Thelnebriati · 12/10/2023 11:37

But now I have this overwhelming guilt like I'm the horrible person.
You are not a horrible person. Its normal for you to feel like this after being firm about a boundary for the first few times - especially when they go to extreme lengths like making threats of suicide. It takes time to learn to be comfortable with saying 'no'. Its very likely that he tested you at the start of the grooming process (it wasn't a genuine relationship) to check that you were compliant. Think back to the early days - did he ever push at a boundary you'd set?
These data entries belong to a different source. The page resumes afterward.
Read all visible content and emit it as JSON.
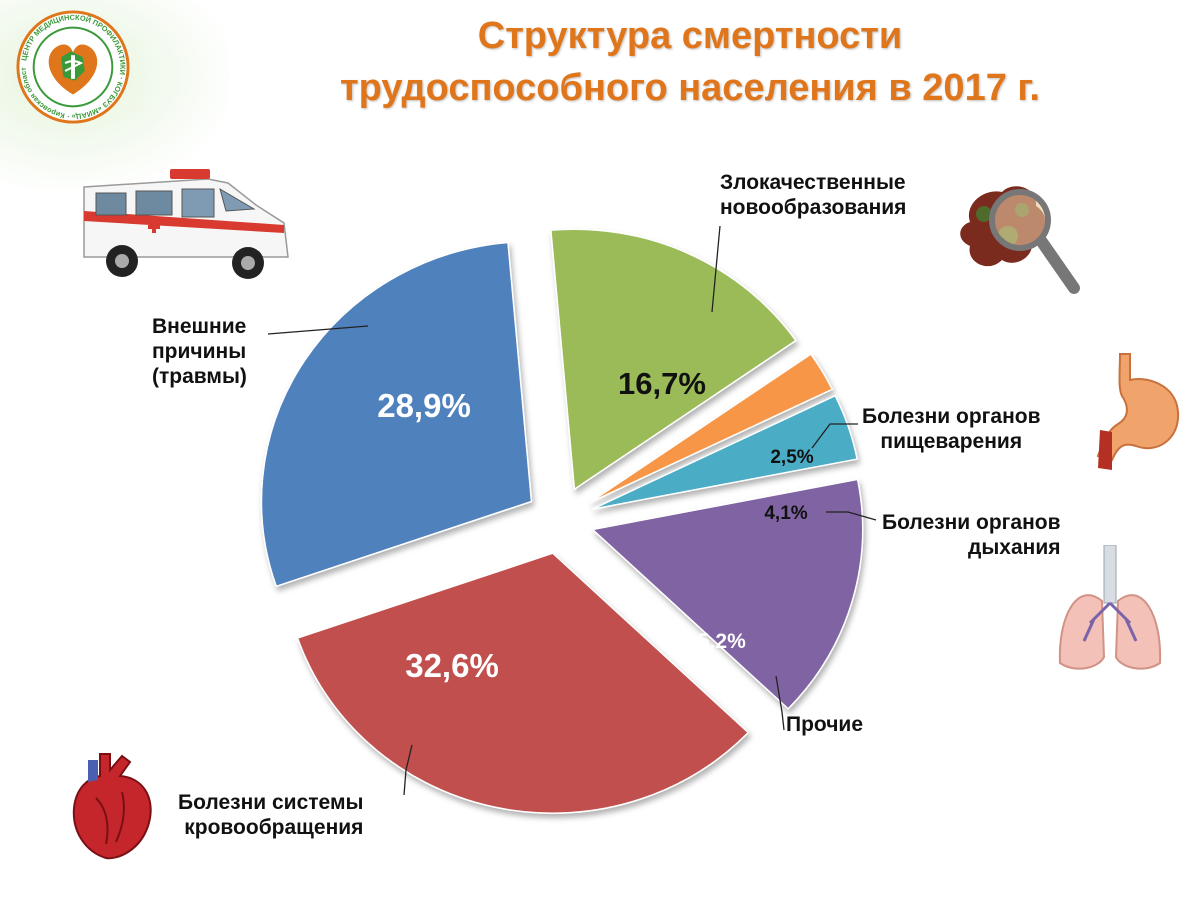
{
  "title": {
    "line1": "Структура смертности",
    "line2": "трудоспособного населения в 2017 г."
  },
  "logo": {
    "ring_text": "ЦЕНТР МЕДИЦИНСКОЙ ПРОФИЛАКТИКИ · КОГБУЗ «МИАЦ» · Кировская область"
  },
  "chart_data": {
    "type": "pie",
    "title": "Структура смертности трудоспособного населения в 2017 г.",
    "unit": "%",
    "slices": [
      {
        "label": "Злокачественные новообразования",
        "value": 16.7,
        "display": "16,7%",
        "color": "#9bbb59"
      },
      {
        "label": "Болезни органов пищеварения",
        "value": 2.5,
        "display": "2,5%",
        "color": "#f79646"
      },
      {
        "label": "Болезни органов дыхания",
        "value": 4.1,
        "display": "4,1%",
        "color": "#4bacc6"
      },
      {
        "label": "Прочие",
        "value": 15.2,
        "display": "15,2%",
        "color": "#8064a2"
      },
      {
        "label": "Болезни системы кровообращения",
        "value": 32.6,
        "display": "32,6%",
        "color": "#c0504d"
      },
      {
        "label": "Внешние причины (травмы)",
        "value": 28.9,
        "display": "28,9%",
        "color": "#4f81bd"
      }
    ]
  },
  "labels": {
    "oncology": [
      "Злокачественные",
      "новообразования"
    ],
    "digestive": [
      "Болезни органов",
      "пищеварения"
    ],
    "respiratory": [
      "Болезни органов",
      "дыхания"
    ],
    "other": [
      "Прочие"
    ],
    "circulatory": [
      "Болезни системы",
      "кровообращения"
    ],
    "external": [
      "Внешние",
      "причины",
      "(травмы)"
    ]
  },
  "icons": {
    "ambulance": "ambulance-icon",
    "magnifier": "magnifier-icon",
    "stomach": "stomach-icon",
    "lungs": "lungs-icon",
    "heart": "heart-icon"
  }
}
Mudflaps · 12/10/2023 11:45

Well done on recognising that you have to block him. If he continues to email or turns up in person please report him to the police immediately. Take your new relationship slowly and keep an eye on your self esteem. On a complete side note where did the expression 'un alive' come from and why is it used? It bugs me which I know is irrational but why not say he threatened to kill himself?

BillStickersWillBeProsocuted · 12/10/2023 11:48

This is part of textbook narcissist behaviour called hoovering:

https://www.simplypsychology.org/narcissistic-hoovering-signs-how-to-respond.html

Apart from that I agree with all the other posters. If he doesn't stop contacting you let him know you'll contact he police if he doesn't stop, then block his e-mail. If he contacts you agan through other means, then go to the police.

Narcissistic Hoovering

Narcissistic Hoovering: Signs & How to Respond

Narcissistic hoovering is a manipulation tactic used by narcissistic individuals to try to regain control over a former partner or source of narcissistic supply.

https://www.simplypsychology.org/narcissistic-hoovering-signs-how-to-respond.html

BillStickersWillBeProsocuted · 12/10/2023 11:50

Mudflaps · 12/10/2023 11:45

Well done on recognising that you have to block him. If he continues to email or turns up in person please report him to the police immediately. Take your new relationship slowly and keep an eye on your self esteem. On a complete side note where did the expression 'un alive' come from and why is it used? It bugs me which I know is irrational but why not say he threatened to kill himself?

"Un alive" has come from some social media (Tik Tok for sure and probably others). Words like "kill" are bocked so people are getting....creative. It's started to spill over into mainstream use

Quitelikeit · 12/10/2023 11:52

I call this feeding the dragon. Every-time you feed him you give him oxygen so he can breathe his fire onto you

Now you know so if going forward you feed him then it’s on you as to why he can breathe fire in your direction!